RP death convict wins last-minute reprieve

MANILA (AFP): In a dramatic decision on Monday just three hours before a convicted rapist was due to be put to death, the Philippine Supreme Court granted him an almost six-month stay of execution.

The court order suspended the execution of Leo Echegaray until after June 15 in response to a petition filed by his lawyer last week asking for more time while legislators debate the death penalty.

The 11th-hour decision suspended what would have been the country's first execution in 22 years. It also reopened the fierce debate on capital punishment with President Joseph Estrada angrily assailing the court's decision.

Echegaray, 38, a decorator, had already been moved before dawn on Monday from the maximum security "death row" of the national penitentiary to a holding area directly adjoining the death chamber where he was due to receive a lethal injection at 3:00 pm (2 p.m. Jakarta time).

He had been sentenced to death in 1994 for raping his then 11- year-old daughter.

Prison superintendent Venancio Tesoro said prison chaplain Father Roberto Olaguer gave Echegaray the news of his reprieve as the condemned man was about to eat his last meal of dried fish and sardines.

Echegaray had been unable to touch his food but when he got the news, he embraced Father Olaguer and then invited the four relatives who were due to witness his death-- his new wife, his sister and two aunts-- into the holding area to share his meal.

The court order was also received with applause and cries of "Praise the Lord" by about 100 death penalty opponents and relatives of death row convicts who had been holding vigil for Echegaray on prison grounds since Sunday.

However, Estrada, who has refused to commute Echegaray's death sentence, hit out at the court order, saying "it does not serve the interests of the Supreme Court to change rules... so late in the day."

He added the judiciary did not have the power to suspend laws and said the court's order was "purely political and not a legal act." Estrada also vowed to veto any lifting of the death penalty.

"Today is a sad day for law enforcement and the rule of law," Estrada added.

In a show of support for the death penalty, Estrada scheduled an impromptu meeting with Echegaray's victim.

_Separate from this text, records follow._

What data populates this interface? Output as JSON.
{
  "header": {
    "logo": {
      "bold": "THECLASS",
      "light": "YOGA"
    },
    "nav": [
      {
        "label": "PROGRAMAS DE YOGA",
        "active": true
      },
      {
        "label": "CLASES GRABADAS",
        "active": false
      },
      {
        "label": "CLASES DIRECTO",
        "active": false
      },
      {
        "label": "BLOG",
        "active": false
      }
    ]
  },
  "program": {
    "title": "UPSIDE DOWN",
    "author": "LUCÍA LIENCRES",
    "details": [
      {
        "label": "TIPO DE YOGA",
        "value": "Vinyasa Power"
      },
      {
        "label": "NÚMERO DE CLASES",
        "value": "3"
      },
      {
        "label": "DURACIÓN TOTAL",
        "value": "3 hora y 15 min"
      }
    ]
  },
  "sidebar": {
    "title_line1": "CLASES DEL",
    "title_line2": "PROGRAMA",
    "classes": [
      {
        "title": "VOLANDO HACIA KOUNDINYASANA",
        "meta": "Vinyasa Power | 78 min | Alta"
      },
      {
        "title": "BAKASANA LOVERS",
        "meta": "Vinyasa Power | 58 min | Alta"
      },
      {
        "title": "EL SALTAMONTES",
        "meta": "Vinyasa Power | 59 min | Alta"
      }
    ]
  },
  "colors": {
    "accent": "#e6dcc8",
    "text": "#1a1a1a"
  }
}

The girl, identified only as "Baby", now aged 15, had earlier called for Echegaray's death and criticized opponents of the death penalty for trying to prevent his execution.

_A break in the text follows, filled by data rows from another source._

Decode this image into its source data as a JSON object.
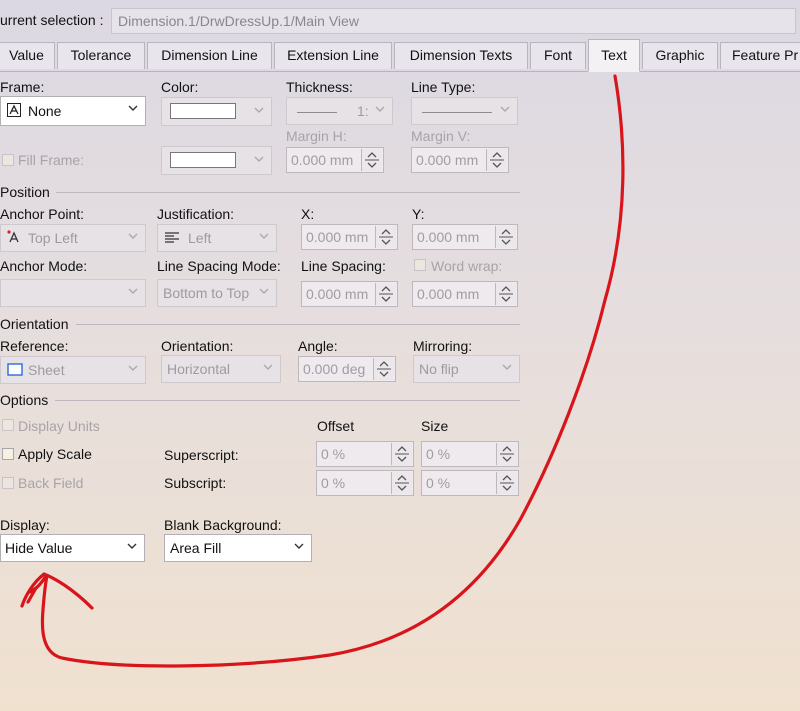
{
  "selection": {
    "label": "urrent selection :",
    "value": "Dimension.1/DrwDressUp.1/Main View"
  },
  "tabs": [
    {
      "label": "Value"
    },
    {
      "label": "Tolerance"
    },
    {
      "label": "Dimension Line"
    },
    {
      "label": "Extension Line"
    },
    {
      "label": "Dimension Texts"
    },
    {
      "label": "Font"
    },
    {
      "label": "Text",
      "active": true
    },
    {
      "label": "Graphic"
    },
    {
      "label": "Feature Pr"
    }
  ],
  "frame": {
    "frame_label": "Frame:",
    "frame_value": "None",
    "color_label": "Color:",
    "thickness_label": "Thickness:",
    "thickness_value": "1:",
    "linetype_label": "Line Type:",
    "fill_frame_label": "Fill Frame:",
    "margin_h_label": "Margin H:",
    "margin_h_value": "0.000 mm",
    "margin_v_label": "Margin V:",
    "margin_v_value": "0.000 mm"
  },
  "position": {
    "section": "Position",
    "anchor_point_label": "Anchor Point:",
    "anchor_point_value": "Top Left",
    "justification_label": "Justification:",
    "justification_value": "Left",
    "x_label": "X:",
    "x_value": "0.000 mm",
    "y_label": "Y:",
    "y_value": "0.000 mm",
    "anchor_mode_label": "Anchor Mode:",
    "anchor_mode_value": "",
    "line_spacing_mode_label": "Line Spacing Mode:",
    "line_spacing_mode_value": "Bottom to Top",
    "line_spacing_label": "Line Spacing:",
    "line_spacing_value": "0.000 mm",
    "word_wrap_label": "Word wrap:",
    "word_wrap_value": "0.000 mm"
  },
  "orientation": {
    "section": "Orientation",
    "reference_label": "Reference:",
    "reference_value": "Sheet",
    "orientation_label": "Orientation:",
    "orientation_value": "Horizontal",
    "angle_label": "Angle:",
    "angle_value": "0.000 deg",
    "mirroring_label": "Mirroring:",
    "mirroring_value": "No flip"
  },
  "options": {
    "section": "Options",
    "display_units_label": "Display Units",
    "apply_scale_label": "Apply Scale",
    "back_field_label": "Back Field",
    "offset_header": "Offset",
    "size_header": "Size",
    "superscript_label": "Superscript:",
    "superscript_offset": "0 %",
    "superscript_size": "0 %",
    "subscript_label": "Subscript:",
    "subscript_offset": "0 %",
    "subscript_size": "0 %"
  },
  "display": {
    "display_label": "Display:",
    "display_value": "Hide Value",
    "blank_bg_label": "Blank Background:",
    "blank_bg_value": "Area Fill"
  },
  "colors": {
    "annotation": "#d8151b"
  }
}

Justice Secretary Serafin Cuevas said he had ordered a motion of reconsideration to be filed to the Supreme Court asking it to reverse its order suspending the execution or at least to shorten the period covered.

Echegaray's lawyer, Theodore Te, a member of a human rights lawyers' group campaigning against the death penalty, said "at least, they gave a fighting chance to Echegaray."

"We have our work cut out for us. We will work to convince the congressmen to do away with the death penalty," said Te, adding that "by all means, this is not finished but this is the important first step in the campaign against the death penalty."

In its order, the Supreme Court warned that it would not entertain any more petitions for a postponement of the execution after June 15.

The last execution in the Philippines was in 1976.

The death penalty was abolished under a new constitution in 1987 but it was restored in 1994 amid popular clamor after a spate of spectacular crimes.

Its scope was even widened to include such rimes as child rape, kidnapping, murder and possession of drugs down to 750 grams of marijuana.

Since then, 864 people have been placed on death row.

The death penalty remains widely popular in this country although the Roman Catholic church, to which most Filipinos belong, has consistently campaigned against it.